Valid Inference for Machine Learning Model Parameters
Neil Dey, Jonathan P. Williams
TL;DR
This work tackles uncertainty quantification for machine learning model parameters, specifically the risk minimizer $θ_0$, using only training data and under weak distributional assumptions. It introduces an inferential framework that relies on a uniform convergence property and defines the set of $ε$-almost ERMs $Θ_S^ε$ as finite-sample, $1-α$ level confidence sets for $θ_0$, with extensions to noncompact parameter spaces through neighborhoods $Θ_0^δ$. By viewing these confidence sets as random sets, the authors adopt imprecise-probability concepts and develop belief and plausibility functions, enabling region-level inference; bootstrapping provides practical approximations to the distribution of these sets and yields asymptotically valid plausibilities and p-values for hypotheses about $θ_0$. A key comparison with Generalized Inferential Models shows that the proposed approach delivers finite-sample guarantees and explicit power behavior, while requiring weaker modeling assumptions. Overall, the framework offers principled, region-specific hypothesis testing and tuning-parameter inference for ML models without relying on strong population-level distributional information, with broad applicability across models that satisfy uniform convergence.
Abstract
The parameters of a machine learning model are typically learned by minimizing a loss function on a set of training data. However, this can come with the risk of overtraining; in order for the model to generalize well, it is of great importance that we are able to find the optimal parameter for the model on the entire population -- not only on the given training sample.
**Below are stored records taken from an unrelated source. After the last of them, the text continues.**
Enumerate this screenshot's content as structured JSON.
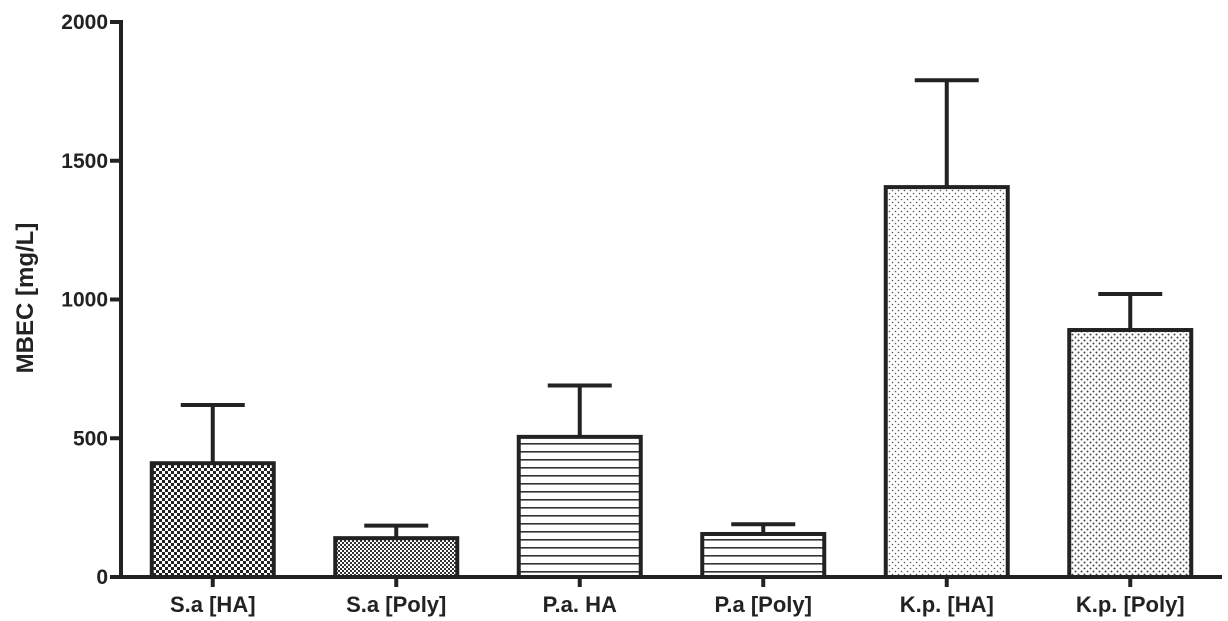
{
  "chart_data": {
    "type": "bar",
    "ylabel": "MBEC [mg/L]",
    "xlabel": "",
    "ylim": [
      0,
      2000
    ],
    "yticks": [
      0,
      500,
      1000,
      1500,
      2000
    ],
    "ytick_labels": [
      "0",
      "500",
      "1000",
      "1500",
      "2000"
    ],
    "categories": [
      "S.a [HA]",
      "S.a [Poly]",
      "P.a. HA",
      "P.a [Poly]",
      "K.p. [HA]",
      "K.p. [Poly]"
    ],
    "values": [
      410,
      140,
      505,
      155,
      1405,
      890
    ],
    "error_upper": [
      620,
      185,
      690,
      190,
      1790,
      1020
    ],
    "patterns": [
      "checker-dense",
      "checker-fine",
      "horizontal-lines",
      "horizontal-lines",
      "dots",
      "dots-medium"
    ],
    "grid": false,
    "legend": "none",
    "colors": {
      "stroke": "#222222",
      "background": "#ffffff"
    }
  }
}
In this paper, we construct valid confidence sets for this optimal parameter of a machine learning model, which can be generated using only the training data without any knowledge of the population. We then show that studying the distribution of this confidence set allows us to assign a notion of confidence to arbitrary regions of the parameter space, and we demonstrate that this distribution can be well-approximated using bootstrapping techniques.